おかえりが聞こえる病室

処置室

処置室のドアが静かに閉まる。

救急外来の慌ただしさとは違い、部屋の中は落ち着いた空気が流れていた。

壁際には処置に必要な器具が整然と並び、天井の照明だけが静かに部屋を照らしている。

亜美はストレッチャーの上で毛布を胸まで引き上げ、小さく身体を丸めていた。

ママはすぐ横で、その小さな手を包むように握っている。

「亜美ちゃん。」

担当の医師が椅子を引き寄せ、亜美と同じ高さまでしゃがんだ。

白衣の胸には、小さく名前が書かれている。

『小児科 神谷』

先生は柔らかく微笑んだ。

「さっき先生がお話ししたこと、覚えてる?」

亜美は不安そうな顔で、小さくうなずく。

「……お熱の、げんいん。」

「そう。」

先生はゆっくり話し始めた。

「今日はね、腕から少しだけ血をもらって、お熱の原因を調べるよ。

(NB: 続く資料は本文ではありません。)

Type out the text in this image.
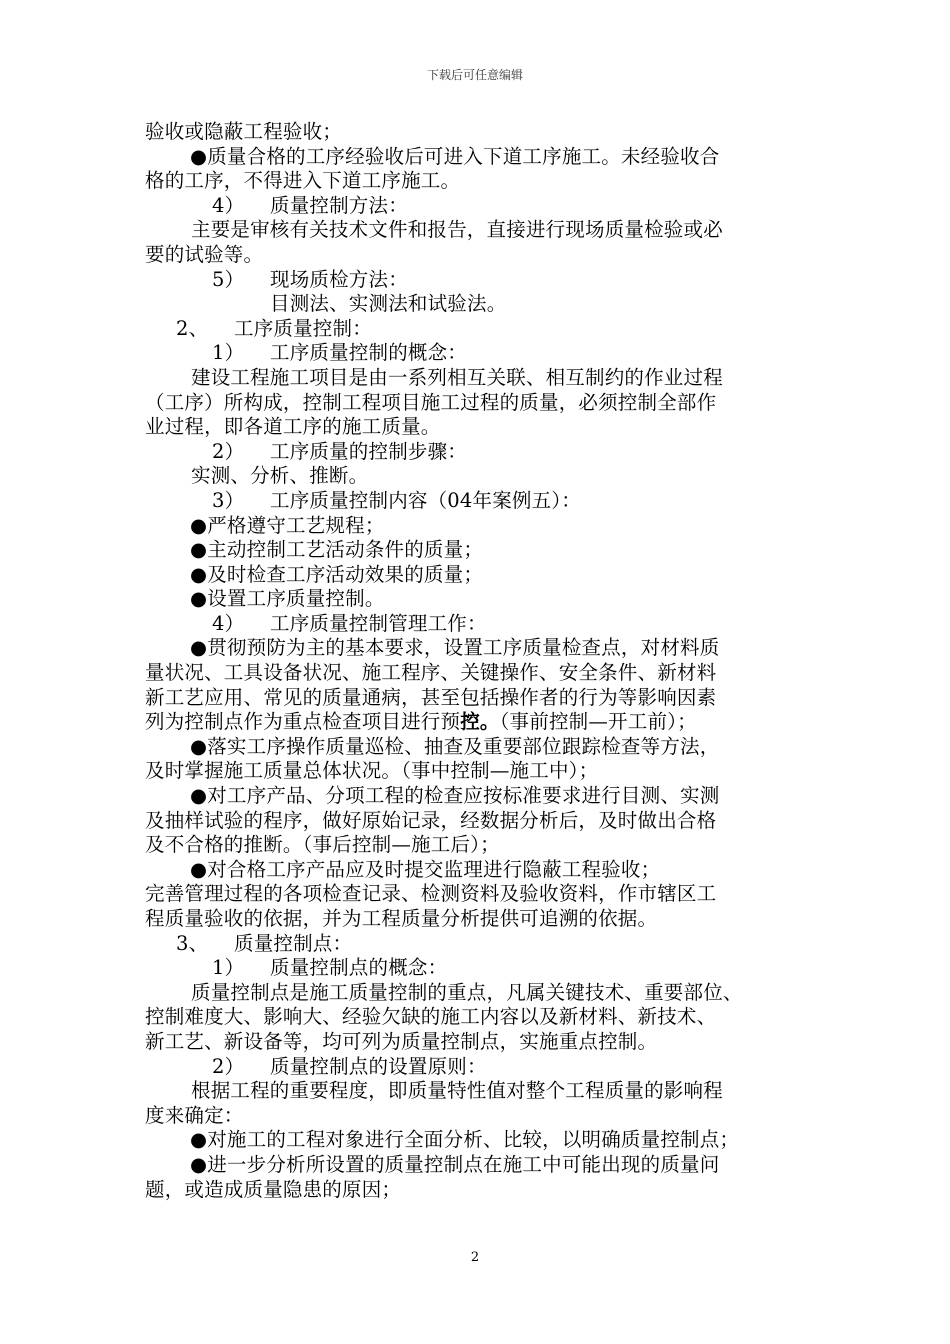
下载后可任意编辑
验收或隐蔽工程验收；
●质量合格的工序经验收后可进入下道工序施工。未经验收合
格的工序，不得进入下道工序施工。
4） 质量控制方法：
主要是审核有关技术文件和报告，直接进行现场质量检验或必
要的试验等。
5） 现场质检方法：
目测法、实测法和试验法。
2、 工序质量控制：
1） 工序质量控制的概念：
建设工程施工项目是由一系列相互关联、相互制约的作业过程
（工序）所构成，控制工程项目施工过程的质量，必须控制全部作
业过程，即各道工序的施工质量。
2） 工序质量的控制步骤：
实测、分析、推断。
3） 工序质量控制内容（04年案例五）：
●严格遵守工艺规程；
●主动控制工艺活动条件的质量；
●及时检查工序活动效果的质量；
●设置工序质量控制。
4） 工序质量控制管理工作：
●贯彻预防为主的基本要求，设置工序质量检查点，对材料质
量状况、工具设备状况、施工程序、关键操作、安全条件、新材料
新工艺应用、常见的质量通病，甚至包括操作者的行为等影响因素
列为控制点作为重点检查项目进行预控。（事前控制—开工前）；
●落实工序操作质量巡检、抽查及重要部位跟踪检查等方法，
及时掌握施工质量总体状况。（事中控制—施工中）；
●对工序产品、分项工程的检查应按标准要求进行目测、实测
及抽样试验的程序，做好原始记录，经数据分析后，及时做出合格
及不合格的推断。（事后控制—施工后）；
●对合格工序产品应及时提交监理进行隐蔽工程验收；
完善管理过程的各项检查记录、检测资料及验收资料，作市辖区工
程质量验收的依据，并为工程质量分析提供可追溯的依据。
3、 质量控制点：
1） 质量控制点的概念：
质量控制点是施工质量控制的重点，凡属关键技术、重要部位、
控制难度大、影响大、经验欠缺的施工内容以及新材料、新技术、
新工艺、新设备等，均可列为质量控制点，实施重点控制。
2） 质量控制点的设置原则：
根据工程的重要程度，即质量特性值对整个工程质量的影响程
度来确定：
●对施工的工程对象进行全面分析、比较，以明确质量控制点；
●进一步分析所设置的质量控制点在施工中可能出现的质量问
题，或造成质量隐患的原因；
2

」

「その結果を見て、お薬を変えた方がいいか、このまま続けた方がいいかを考えるんだ。」

亜美は先生の顔を見つめたまま、小さく聞いた。

「……いたい?」

先生は少し考えてから答える。

「ちょっとびっくりするかもしれない。」

「でも、ずっと続くわけじゃないよ。」

「終わったら先生がちゃんと『終わったよ』って教える。」

その言葉に、亜美は少しだけ息を吐いた。

怖い。

でも、何をするのか分からないよりは少し安心できた。